Being Called 'Fatso' Seared My Soul: Mayor Koch

Gay teens -- or teens and kids perceived as gay -- get bullied often and brutally. It's horrible and needs to stop.

No doubt about it.

But there's another group of kids that can't seem to escape it either. Ironically, it's another three letter description -- Fat -- or perceived as "fat"-- in our "size 0" society.

I don't think kids who get teased for their size get as much support as other kids. The list of mean adjectives thrown at kids in the hallways, on the bus, in the schoolyard and online are endless. Fatso, lard ass, grotesque, etc., etc.

Can you imagine how hard it is to struggle with your weight and feel like you'll never fit in because you're not wearing those cute jeans, you're not comfortable in gym class, you feel like everyone is watching what you eat in the cafeteria and nobody wants to sit next to you on the school bus? Torture.

Recently, former NYC Mayor Ed Koch, released his new children's book, co-authored with his sister,Pat, Eddie Shapes Up, based on his experience as a fat child (his words, not mine.)

In an Oct. 7th radio interview with CEO and founder, Linda Frankenbach for fitsmiForMoms.com, Mayor Koch not only talked about his weight as a child but the burden of being bullied.

I was a fat kid, and when I was in the schoolyard, the other kids would call me ‘fatso,’ and I will tell you that it seared my soul.

He shared some words of wisdom for parents, and since he's 87, it demonstrates that these childhood experiences never quite leave you:

You have to encourage a child, never make fun of a child. Other children are mean-spirited and will make fun – that’s the nature of being a child. But a parent can’t make the boy or the girl feel additionally upset because they think you don’t love them because they’re fat.

My parents never asked me about being bullied. That was a private matter where I had to depend on my friends. But I think every parent should say to their child, let’s you and I be really close friends and share our secrets. Tell me, maybe we can help.

I'd like to add to that list. Don't let your child tease about someone's size. Overweight kids often pretend it doesn't hurt but there's no way hurtful comments that make you feel diminished are ok.

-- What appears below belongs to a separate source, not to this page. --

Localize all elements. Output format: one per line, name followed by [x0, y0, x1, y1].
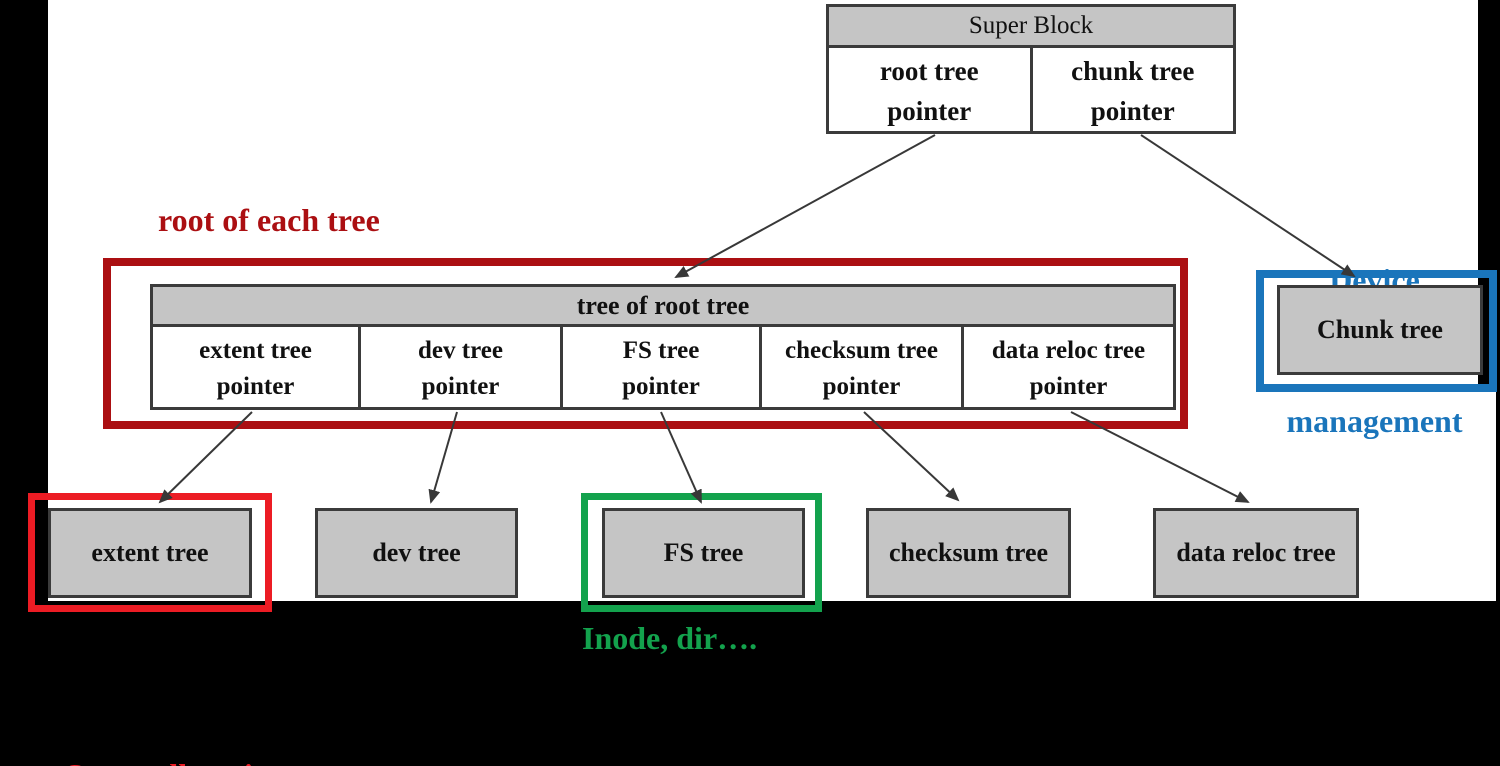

If you have a teen girl struggling with her weight...or if you're a parent of a child who is overweight, visit fitsmi.com and it's companion but separate site, fitsmiForMoms.com. Kids and parents need extra support -- not nasty comments -- when they're struggling.

Ask any overweight child why it's so hard to be bigger than the other kids. As Michaela McNutt,a young 11 year-old girl in Florida who lost over 50 pounds with the help of her mother and is now inspiring others to do the same, says:
I know the bullying, the teasing. And you can do this. It's not impossible."